Nikolai sighed elaborately and leaned back in his chair. ‘What on earth has come over Tatiana? Do you know?’
Lisa’s head reared up. ‘Maybe she just likes me.’
‘That’s exactly what I mean,’ he drawled.
‘Haven’t you ever just liked someone?’ she flashed.
‘Not to the extent of letting them move in with me.’
Lisa’s lip curled. ‘I can well believe it.’ She stood up. ‘Well, you don’t like me and I certainly don’t want to spend any more time on this.’ She fished in her handbag and brought out a small white oblong. She tossed it down on the table. ‘My business card,’ she said curtly. ‘Do whatever checking up you want. Just don’t come near me again.’

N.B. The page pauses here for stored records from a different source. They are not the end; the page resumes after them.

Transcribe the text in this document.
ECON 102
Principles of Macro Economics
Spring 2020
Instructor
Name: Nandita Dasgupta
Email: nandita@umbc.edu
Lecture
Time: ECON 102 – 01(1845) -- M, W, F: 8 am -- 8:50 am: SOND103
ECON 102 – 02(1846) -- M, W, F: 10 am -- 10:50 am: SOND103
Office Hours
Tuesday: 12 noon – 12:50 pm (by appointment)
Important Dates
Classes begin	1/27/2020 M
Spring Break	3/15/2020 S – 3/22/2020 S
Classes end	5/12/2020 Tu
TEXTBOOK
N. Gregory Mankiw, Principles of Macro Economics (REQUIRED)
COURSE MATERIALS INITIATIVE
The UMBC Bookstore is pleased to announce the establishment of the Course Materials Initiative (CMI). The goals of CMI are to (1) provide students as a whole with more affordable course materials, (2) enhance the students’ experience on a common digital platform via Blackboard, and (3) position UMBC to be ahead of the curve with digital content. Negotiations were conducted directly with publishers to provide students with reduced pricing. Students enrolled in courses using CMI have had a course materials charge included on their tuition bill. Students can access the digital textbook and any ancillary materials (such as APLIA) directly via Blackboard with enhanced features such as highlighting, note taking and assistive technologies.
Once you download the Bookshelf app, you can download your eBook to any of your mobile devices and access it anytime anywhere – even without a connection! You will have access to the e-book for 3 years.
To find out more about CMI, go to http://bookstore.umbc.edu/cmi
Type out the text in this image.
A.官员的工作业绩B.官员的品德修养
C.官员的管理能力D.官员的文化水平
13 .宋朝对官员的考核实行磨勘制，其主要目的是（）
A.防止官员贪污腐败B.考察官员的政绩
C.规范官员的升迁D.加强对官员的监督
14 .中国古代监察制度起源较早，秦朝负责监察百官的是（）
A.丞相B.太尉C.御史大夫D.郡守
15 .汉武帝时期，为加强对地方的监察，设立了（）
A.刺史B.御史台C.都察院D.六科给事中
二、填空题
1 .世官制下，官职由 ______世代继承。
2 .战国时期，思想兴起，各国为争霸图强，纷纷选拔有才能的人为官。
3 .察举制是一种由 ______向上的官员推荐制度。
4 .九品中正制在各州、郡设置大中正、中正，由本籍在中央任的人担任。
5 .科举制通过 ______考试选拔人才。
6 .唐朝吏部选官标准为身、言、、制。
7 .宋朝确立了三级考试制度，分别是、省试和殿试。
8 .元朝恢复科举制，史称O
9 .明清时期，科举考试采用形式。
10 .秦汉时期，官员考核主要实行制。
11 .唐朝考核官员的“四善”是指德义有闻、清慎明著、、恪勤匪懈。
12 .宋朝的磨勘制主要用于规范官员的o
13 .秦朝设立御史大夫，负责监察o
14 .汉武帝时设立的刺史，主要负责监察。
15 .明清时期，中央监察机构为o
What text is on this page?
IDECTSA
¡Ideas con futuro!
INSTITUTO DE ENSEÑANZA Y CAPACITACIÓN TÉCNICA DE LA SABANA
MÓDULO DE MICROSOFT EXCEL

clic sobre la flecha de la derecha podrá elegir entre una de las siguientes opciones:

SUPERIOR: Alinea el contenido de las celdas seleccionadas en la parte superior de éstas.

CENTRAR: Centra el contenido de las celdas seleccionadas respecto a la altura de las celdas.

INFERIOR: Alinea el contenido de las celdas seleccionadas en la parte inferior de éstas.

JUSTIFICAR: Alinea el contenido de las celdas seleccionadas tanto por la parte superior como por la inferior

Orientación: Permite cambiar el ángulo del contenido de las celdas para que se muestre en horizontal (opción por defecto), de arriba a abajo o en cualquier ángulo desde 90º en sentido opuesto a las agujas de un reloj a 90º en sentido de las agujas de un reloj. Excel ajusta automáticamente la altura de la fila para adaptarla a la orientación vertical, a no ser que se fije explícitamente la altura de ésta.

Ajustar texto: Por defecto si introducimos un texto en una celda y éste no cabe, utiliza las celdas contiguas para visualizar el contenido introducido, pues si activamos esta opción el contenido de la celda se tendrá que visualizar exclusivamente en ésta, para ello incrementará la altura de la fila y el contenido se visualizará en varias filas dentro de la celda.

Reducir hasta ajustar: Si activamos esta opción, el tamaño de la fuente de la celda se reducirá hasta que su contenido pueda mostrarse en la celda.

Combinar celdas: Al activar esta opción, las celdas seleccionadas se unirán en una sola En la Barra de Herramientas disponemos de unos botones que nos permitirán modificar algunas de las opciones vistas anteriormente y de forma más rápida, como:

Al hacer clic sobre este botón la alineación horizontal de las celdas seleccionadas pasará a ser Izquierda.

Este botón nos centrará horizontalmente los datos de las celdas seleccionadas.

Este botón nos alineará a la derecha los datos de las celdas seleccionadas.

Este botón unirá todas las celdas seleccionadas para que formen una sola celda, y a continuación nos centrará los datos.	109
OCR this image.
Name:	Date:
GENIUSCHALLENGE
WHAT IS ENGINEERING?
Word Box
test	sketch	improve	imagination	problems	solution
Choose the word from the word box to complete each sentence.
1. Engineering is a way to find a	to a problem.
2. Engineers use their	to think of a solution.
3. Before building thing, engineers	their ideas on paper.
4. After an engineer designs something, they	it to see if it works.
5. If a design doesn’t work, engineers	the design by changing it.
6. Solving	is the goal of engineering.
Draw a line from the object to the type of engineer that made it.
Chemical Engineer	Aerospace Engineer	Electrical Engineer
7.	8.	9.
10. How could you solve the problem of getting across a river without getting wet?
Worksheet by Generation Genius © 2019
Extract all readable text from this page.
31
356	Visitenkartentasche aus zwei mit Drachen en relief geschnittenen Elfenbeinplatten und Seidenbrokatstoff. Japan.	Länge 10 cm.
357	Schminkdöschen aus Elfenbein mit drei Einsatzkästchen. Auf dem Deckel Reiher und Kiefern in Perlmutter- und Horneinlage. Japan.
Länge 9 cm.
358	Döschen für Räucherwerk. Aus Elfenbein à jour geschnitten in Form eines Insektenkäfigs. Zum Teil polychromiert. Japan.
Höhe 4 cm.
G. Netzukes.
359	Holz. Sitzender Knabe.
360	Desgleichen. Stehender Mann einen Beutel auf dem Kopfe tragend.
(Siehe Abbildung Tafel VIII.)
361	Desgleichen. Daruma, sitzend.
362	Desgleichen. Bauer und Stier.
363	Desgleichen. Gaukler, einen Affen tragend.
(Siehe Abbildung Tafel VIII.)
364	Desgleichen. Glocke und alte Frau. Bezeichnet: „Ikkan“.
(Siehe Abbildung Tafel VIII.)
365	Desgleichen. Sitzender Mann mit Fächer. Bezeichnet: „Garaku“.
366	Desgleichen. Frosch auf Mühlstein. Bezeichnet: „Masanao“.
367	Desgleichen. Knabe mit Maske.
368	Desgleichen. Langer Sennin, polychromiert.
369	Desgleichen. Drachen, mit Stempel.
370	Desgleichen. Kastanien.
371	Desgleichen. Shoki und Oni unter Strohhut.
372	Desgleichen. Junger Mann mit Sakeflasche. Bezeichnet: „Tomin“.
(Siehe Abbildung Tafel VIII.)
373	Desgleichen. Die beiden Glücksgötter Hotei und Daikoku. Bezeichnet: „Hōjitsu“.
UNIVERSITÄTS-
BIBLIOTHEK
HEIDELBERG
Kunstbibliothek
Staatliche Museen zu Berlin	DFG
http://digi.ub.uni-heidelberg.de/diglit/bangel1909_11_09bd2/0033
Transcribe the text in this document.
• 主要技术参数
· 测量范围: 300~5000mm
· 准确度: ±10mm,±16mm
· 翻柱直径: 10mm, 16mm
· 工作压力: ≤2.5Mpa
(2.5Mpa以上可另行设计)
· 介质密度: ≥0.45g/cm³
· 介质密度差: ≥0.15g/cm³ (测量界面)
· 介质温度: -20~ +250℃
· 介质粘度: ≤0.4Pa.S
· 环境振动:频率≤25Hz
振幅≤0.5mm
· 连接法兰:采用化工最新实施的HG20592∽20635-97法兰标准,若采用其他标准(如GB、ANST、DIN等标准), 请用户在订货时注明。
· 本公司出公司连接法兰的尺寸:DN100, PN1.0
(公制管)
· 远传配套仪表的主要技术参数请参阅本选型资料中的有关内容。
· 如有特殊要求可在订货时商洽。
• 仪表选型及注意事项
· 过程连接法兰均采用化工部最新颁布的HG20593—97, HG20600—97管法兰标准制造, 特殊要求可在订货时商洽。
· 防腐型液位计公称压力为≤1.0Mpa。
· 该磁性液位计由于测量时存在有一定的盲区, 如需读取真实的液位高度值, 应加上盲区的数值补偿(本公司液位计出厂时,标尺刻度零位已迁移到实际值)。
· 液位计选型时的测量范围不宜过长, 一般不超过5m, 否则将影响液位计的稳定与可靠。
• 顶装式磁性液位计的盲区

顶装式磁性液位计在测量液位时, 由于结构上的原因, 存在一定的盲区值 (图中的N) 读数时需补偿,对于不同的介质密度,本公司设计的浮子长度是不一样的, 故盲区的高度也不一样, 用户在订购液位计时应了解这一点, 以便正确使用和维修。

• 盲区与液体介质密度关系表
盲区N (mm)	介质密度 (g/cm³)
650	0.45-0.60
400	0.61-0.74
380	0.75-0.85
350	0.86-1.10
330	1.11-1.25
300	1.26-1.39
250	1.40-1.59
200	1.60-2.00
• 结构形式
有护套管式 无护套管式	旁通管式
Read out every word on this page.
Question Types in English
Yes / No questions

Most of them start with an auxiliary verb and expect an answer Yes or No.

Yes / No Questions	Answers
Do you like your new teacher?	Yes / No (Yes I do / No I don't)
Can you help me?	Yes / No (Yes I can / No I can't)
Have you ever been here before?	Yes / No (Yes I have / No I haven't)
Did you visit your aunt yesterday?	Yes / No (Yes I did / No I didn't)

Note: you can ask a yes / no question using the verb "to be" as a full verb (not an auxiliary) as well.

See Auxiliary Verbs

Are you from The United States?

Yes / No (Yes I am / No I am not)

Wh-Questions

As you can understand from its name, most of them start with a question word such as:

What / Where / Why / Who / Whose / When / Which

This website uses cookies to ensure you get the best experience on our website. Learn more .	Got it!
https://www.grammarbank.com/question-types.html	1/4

And before Nikolai could say another word, or even get to his feet, she walked out.
CHAPTER THREE
NIKOLAI got to Tom’s before lunch had ended. Tom welcomed him into their tiny flat while his girlfriend, Melissa, pressed a bowl of assorted desserts into Nikolai’s hand and cleared a place for him next to the great expedition leader.
‘Ivanov,’ said Professor Sedgewick through a mighty mouthful of bread and butter pudding. He swallowed hard, rose, shook hands with enthusiasm and sank back down again in one jerky movement. ‘My dear chap, what a pleasure at last. Meant to write and tell you how much I admired your work on the Macaques. But things go out of my head unless my wife is there to remind me.’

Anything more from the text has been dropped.